2. Les associations Médecins du Monde et Utopia 56 ont saisi le juge des référés du tribunal administratif de Paris, sur le fondement de l'article L. 521-2 du code de justice administrative, en vue qu'il enjoigne, sous astreinte, au préfet de la région d'Île-de-France, préfet de Paris, et au préfet chargé du comité du suivi de la politique d'accueil des déplacés d'Ukraine d'ouvrir l'ensemble des dispositifs d'urgence dédiés aux personnes fuyant le conflit en Ukraine, notamment le centre d'accueil du parc des expositions de la porte de Versailles, aux autres personnes dépourvues d'un hébergement ou, à titre subsidiaire, à celles d'entre elles identifiées comme vulnérables.
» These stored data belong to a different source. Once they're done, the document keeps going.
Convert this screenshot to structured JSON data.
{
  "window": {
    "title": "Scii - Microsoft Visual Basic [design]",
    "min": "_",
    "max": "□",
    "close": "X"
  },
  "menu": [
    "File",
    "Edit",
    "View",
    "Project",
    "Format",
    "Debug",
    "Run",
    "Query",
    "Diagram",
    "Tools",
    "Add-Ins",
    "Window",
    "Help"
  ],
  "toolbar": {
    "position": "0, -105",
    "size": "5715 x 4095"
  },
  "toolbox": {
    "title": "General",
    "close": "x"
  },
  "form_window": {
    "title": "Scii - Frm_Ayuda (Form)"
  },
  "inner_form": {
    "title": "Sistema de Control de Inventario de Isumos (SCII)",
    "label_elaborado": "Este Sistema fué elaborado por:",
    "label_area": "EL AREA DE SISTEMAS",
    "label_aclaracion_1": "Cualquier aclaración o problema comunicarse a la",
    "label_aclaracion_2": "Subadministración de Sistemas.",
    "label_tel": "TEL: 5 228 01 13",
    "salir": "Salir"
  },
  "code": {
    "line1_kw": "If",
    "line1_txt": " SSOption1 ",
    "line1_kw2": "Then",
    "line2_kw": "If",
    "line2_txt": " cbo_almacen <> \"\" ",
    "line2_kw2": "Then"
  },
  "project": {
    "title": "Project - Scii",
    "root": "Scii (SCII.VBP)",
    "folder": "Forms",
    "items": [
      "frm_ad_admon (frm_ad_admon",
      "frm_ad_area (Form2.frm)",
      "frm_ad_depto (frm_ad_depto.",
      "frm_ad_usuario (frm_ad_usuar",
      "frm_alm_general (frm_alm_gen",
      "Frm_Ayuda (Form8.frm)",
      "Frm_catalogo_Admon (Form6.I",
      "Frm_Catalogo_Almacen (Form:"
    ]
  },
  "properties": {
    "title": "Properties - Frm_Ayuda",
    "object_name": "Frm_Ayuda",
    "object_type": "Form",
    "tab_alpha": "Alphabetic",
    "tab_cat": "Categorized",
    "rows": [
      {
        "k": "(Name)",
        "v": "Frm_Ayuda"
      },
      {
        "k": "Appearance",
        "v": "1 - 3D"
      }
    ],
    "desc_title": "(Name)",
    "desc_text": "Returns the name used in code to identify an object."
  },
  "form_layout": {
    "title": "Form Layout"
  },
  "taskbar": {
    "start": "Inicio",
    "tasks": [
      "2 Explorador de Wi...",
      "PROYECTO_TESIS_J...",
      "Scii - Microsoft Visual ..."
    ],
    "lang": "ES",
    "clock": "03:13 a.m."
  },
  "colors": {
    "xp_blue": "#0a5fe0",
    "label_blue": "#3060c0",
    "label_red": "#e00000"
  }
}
Elles relèvent appel de l'ordonnance du 28 juillet 2022 par laquelle le juge des référés du tribunal administratif de Paris a rejeté leur demande.

3. D'une part, si la privation du bénéfice des mesures prévues par la loi afin de garantir aux demandeurs d'asile des conditions matérielles d'accueil décentes, jusqu'à ce qu'il ait été statué sur leur demande, est susceptible de constituer une atteinte grave et manifestement illégale à la liberté fondamentale que constitue le droit d'asile, le caractère grave et manifestement illégal d'une telle atteinte s'apprécie en tenant compte des moyens dont dispose l'autorité administrative compétente et de la situation du demandeur. Ainsi, le juge des référés, qui apprécie si les conditions prévues par l'article L. 521-2 du code de justice administrative sont remplies à la date à laquelle il se prononce, ne peut faire usage des pouvoirs qu'il tient de cet article en adressant une injonction à l'administration que dans le cas où, d'une part, le comportement de celle-ci fait apparaître une méconnaissance manifeste des exigences qui découlent du droit d'asile et où, d'autre part, il résulte de ce comportement des conséquences graves pour le demandeur d'asile, compte tenu notamment de son âge, de son état de santé ou de sa situation de famille.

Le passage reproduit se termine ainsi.